Acórdão nº 289/18.9YHLSB.L1.S1 de Supremo Tribunal de Justiça (Portugal), 27 de Abril de 2023

Magistrado ResponsávelFÁTIMA GOMES
Data da Resolução27 de Abril de 2023
EmissorSupremo Tribunal de Justiça (Portugal)

Acordam no Supremo Tribunal de Justiça I. Relatório 1.

A INDASA-INDÚSTRIA DE ABRASIVOS, S.A., intentou uma acção declarativa comum contra AA, pedindo que seja proferida decisão declarando que o Réu não foi inventor da invenção protegida pela patente europeia n.º 3040160 e que seja notificado o Instituto Nacional da Propriedade Industrial para remover o nome do Réu da lista de inventores associados ao pedido de patente nacional n.º 107454 e da parte portuguesa da patente europeia n.º 3040160.
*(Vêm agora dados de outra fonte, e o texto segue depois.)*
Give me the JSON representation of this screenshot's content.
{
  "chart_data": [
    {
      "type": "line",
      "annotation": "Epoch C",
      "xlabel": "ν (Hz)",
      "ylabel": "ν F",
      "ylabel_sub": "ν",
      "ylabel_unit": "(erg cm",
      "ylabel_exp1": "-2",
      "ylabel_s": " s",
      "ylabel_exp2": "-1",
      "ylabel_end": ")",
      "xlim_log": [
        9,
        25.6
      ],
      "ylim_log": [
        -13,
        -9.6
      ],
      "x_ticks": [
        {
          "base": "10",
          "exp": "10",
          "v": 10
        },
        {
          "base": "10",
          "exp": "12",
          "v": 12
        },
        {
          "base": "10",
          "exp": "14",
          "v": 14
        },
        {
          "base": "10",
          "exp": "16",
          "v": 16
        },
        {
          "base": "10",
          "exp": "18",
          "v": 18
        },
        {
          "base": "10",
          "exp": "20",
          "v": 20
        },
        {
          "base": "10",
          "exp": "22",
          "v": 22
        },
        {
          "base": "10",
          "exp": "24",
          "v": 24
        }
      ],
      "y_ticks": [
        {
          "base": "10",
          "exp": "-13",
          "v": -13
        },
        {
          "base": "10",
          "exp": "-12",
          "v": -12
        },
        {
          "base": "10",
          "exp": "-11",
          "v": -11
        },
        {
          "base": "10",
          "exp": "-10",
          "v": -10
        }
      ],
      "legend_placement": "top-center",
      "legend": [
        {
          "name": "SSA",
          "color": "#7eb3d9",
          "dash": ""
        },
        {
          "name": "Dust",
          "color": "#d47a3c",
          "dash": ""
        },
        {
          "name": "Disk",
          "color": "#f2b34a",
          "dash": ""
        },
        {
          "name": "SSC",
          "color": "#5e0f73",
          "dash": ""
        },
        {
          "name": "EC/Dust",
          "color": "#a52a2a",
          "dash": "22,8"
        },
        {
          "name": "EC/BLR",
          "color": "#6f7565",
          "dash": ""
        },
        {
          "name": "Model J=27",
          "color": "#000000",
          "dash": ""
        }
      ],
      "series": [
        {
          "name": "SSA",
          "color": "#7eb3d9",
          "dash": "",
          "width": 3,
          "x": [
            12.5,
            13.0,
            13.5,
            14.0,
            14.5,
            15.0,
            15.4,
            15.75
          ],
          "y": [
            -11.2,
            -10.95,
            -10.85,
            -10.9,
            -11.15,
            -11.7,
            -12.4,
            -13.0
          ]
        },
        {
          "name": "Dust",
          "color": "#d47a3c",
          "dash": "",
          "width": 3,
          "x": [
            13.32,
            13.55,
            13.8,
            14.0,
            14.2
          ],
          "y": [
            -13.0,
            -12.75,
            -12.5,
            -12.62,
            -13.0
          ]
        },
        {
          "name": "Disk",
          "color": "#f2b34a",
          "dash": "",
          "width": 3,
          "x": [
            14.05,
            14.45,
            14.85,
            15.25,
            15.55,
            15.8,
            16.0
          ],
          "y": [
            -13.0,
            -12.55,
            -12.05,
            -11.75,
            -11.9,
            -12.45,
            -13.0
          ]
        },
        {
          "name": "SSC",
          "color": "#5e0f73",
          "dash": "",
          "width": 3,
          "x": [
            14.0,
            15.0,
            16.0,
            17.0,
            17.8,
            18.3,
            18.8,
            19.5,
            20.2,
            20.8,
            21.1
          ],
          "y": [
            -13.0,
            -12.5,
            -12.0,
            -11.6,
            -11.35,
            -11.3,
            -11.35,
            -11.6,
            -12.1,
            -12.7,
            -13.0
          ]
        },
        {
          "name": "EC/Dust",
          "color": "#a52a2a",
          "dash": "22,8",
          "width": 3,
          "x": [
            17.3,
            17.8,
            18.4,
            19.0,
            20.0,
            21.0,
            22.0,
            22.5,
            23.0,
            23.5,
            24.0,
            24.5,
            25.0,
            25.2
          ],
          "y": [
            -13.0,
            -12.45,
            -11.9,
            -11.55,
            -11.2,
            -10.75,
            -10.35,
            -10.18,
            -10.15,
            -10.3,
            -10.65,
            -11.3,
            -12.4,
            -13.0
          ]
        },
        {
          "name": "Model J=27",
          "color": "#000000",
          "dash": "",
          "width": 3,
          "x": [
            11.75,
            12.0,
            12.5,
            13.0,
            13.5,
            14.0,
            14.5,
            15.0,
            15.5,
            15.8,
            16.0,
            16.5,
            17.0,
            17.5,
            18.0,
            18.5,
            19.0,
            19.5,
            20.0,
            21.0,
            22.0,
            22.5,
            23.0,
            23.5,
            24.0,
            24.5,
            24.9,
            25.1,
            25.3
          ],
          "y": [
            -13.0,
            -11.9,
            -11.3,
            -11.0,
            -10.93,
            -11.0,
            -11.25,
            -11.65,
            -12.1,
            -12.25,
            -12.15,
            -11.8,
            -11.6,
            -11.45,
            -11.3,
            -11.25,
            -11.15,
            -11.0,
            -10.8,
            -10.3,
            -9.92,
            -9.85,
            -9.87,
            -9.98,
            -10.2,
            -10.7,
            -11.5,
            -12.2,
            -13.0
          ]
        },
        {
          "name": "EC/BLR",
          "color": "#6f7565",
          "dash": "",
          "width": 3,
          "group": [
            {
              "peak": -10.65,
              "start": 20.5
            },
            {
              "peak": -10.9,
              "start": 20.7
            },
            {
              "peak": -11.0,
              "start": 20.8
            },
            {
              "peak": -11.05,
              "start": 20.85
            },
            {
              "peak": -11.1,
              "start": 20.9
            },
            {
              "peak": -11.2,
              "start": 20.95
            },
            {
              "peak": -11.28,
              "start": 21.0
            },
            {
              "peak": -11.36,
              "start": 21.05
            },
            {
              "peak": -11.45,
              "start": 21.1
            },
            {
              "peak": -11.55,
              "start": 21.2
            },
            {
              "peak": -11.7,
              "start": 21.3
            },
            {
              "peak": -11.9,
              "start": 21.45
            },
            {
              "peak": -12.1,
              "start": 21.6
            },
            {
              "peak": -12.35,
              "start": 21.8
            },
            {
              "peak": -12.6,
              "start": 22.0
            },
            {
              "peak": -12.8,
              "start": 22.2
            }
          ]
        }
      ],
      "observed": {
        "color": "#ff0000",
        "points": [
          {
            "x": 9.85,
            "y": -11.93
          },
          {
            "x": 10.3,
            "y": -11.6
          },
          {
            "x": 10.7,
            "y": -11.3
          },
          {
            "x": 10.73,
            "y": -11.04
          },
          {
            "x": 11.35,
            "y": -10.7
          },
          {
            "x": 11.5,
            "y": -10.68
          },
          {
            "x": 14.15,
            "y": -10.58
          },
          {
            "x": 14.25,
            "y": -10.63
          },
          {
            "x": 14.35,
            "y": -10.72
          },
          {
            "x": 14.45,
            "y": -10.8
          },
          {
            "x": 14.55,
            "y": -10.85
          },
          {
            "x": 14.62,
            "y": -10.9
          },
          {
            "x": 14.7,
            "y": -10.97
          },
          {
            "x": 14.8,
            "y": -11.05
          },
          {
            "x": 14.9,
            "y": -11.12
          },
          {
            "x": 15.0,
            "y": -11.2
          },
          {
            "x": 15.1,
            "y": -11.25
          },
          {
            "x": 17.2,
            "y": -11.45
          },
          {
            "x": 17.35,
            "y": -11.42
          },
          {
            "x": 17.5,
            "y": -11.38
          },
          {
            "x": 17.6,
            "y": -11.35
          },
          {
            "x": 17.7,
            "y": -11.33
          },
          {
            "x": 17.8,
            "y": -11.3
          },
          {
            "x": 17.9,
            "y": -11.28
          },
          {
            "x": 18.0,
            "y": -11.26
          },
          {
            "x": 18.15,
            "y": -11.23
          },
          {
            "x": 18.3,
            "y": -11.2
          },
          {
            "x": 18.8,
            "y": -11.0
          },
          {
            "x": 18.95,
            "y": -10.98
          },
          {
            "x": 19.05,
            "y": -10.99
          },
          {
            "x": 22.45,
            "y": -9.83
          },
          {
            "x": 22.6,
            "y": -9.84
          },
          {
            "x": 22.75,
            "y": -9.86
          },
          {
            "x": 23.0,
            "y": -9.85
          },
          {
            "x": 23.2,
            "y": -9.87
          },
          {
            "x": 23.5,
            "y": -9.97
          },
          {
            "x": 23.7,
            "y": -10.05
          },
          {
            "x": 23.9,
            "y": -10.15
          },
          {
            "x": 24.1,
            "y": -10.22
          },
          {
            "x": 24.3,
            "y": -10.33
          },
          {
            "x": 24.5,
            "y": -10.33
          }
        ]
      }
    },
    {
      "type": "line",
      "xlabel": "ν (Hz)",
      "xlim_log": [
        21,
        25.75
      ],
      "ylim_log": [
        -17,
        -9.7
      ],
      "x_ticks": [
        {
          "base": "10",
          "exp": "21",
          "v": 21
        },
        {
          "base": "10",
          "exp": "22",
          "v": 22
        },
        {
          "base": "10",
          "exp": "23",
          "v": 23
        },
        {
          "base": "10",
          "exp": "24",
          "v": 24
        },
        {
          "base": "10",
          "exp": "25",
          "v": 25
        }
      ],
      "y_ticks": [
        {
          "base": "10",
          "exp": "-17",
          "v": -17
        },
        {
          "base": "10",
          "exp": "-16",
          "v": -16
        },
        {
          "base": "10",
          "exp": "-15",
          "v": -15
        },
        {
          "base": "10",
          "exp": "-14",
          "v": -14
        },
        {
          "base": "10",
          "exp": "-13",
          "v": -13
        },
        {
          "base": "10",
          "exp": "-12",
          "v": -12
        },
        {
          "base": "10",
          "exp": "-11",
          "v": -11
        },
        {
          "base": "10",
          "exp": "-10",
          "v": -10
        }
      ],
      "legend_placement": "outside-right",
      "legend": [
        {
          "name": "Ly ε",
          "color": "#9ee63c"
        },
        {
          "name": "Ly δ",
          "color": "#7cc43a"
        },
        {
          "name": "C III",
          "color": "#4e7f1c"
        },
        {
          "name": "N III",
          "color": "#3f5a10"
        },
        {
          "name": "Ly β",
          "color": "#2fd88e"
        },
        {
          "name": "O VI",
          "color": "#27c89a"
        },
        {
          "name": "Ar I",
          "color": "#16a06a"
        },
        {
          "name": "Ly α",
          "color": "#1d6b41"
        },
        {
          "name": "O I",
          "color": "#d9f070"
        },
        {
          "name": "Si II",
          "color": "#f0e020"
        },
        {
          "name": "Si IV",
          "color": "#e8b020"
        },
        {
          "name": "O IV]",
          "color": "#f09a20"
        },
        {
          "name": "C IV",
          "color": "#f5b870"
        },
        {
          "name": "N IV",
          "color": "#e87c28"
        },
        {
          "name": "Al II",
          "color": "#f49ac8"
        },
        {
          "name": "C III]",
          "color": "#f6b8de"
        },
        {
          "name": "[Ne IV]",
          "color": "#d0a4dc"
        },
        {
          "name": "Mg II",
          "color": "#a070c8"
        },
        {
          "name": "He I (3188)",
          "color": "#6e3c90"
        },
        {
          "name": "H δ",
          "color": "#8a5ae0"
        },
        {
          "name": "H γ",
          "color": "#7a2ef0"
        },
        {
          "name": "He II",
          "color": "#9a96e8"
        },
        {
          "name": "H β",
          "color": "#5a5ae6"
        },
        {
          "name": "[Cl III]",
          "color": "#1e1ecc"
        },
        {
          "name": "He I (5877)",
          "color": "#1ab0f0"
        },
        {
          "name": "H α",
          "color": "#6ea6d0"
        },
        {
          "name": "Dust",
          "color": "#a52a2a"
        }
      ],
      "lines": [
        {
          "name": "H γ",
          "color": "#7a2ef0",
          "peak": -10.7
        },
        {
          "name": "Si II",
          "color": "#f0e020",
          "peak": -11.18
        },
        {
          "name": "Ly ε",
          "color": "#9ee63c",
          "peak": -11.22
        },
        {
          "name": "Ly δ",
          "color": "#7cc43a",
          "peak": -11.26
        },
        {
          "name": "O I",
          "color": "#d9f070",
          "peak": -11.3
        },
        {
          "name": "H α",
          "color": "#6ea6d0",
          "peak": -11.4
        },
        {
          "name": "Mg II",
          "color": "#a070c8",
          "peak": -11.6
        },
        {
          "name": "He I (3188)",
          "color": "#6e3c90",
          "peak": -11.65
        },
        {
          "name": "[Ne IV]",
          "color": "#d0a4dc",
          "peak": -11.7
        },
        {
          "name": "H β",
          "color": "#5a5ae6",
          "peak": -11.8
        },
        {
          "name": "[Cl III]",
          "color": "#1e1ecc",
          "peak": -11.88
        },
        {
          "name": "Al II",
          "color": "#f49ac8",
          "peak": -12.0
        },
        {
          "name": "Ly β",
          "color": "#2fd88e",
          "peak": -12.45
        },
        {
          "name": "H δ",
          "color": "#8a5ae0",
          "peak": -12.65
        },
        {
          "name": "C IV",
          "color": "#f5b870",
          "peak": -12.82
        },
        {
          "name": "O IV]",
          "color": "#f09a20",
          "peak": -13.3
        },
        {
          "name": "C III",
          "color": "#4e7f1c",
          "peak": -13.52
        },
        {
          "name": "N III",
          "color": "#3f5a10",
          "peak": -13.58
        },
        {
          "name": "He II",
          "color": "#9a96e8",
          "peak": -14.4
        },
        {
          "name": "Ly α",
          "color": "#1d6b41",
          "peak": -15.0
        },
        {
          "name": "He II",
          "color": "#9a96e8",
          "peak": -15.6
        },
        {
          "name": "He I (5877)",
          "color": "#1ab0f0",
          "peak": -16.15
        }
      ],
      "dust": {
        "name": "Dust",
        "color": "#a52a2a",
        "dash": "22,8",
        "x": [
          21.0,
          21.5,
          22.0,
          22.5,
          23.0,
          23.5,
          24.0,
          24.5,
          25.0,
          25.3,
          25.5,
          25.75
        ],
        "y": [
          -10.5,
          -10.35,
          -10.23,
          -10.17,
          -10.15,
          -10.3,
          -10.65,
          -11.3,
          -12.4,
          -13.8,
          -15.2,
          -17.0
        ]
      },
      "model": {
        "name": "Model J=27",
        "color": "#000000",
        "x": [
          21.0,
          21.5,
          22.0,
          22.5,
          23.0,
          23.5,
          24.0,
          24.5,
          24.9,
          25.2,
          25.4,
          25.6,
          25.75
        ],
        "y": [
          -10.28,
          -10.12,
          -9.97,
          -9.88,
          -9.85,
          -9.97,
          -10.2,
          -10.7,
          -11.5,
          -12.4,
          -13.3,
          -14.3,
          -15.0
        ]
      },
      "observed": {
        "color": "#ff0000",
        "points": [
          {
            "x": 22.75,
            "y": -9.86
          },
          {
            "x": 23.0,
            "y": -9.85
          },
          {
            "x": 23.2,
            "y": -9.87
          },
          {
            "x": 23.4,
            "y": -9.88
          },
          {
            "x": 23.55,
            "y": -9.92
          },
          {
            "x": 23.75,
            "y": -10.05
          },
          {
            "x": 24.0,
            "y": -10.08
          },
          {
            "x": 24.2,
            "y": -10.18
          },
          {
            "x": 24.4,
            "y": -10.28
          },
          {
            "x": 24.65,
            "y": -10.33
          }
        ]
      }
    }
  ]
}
Alegou, em síntese, que: - A A. é uma sociedade fundada em 1979 que se dedica ao desenvolvimento, produção e comercialização de abrasivos flexíveis (comummente conhecidos por lixas), de sistemas de lixagem e de produtos relacionados, tendo, no exercício da sua actividade, requerido a protecção como patente da invenção de um ‘prato com rasgos para discos de lixa multifuros’, a qual foi concedida em 23.08.2017 como patente europeia nº 3040160 validada em diversos países incluindo Portugal com reivindicação da prioridade do pedido de patente portuguesa nº 107454, apresentado junto do INPI em 6.02.2014 relativamente à mesma invenção.

- Em ambos os referidos pedidos de patente nacional nº 107454 e europeia nº3040160 foram indicados como inventores BB, CC e AA. No entanto este rol não está correcto no que respeita à designação dos dois últimos, os quais não contribuíram para a concepção ou desenvolvimento da invenção, como o primeiro já reconheceu por escrito, negando-se, porém, o R. a fazer outro tanto.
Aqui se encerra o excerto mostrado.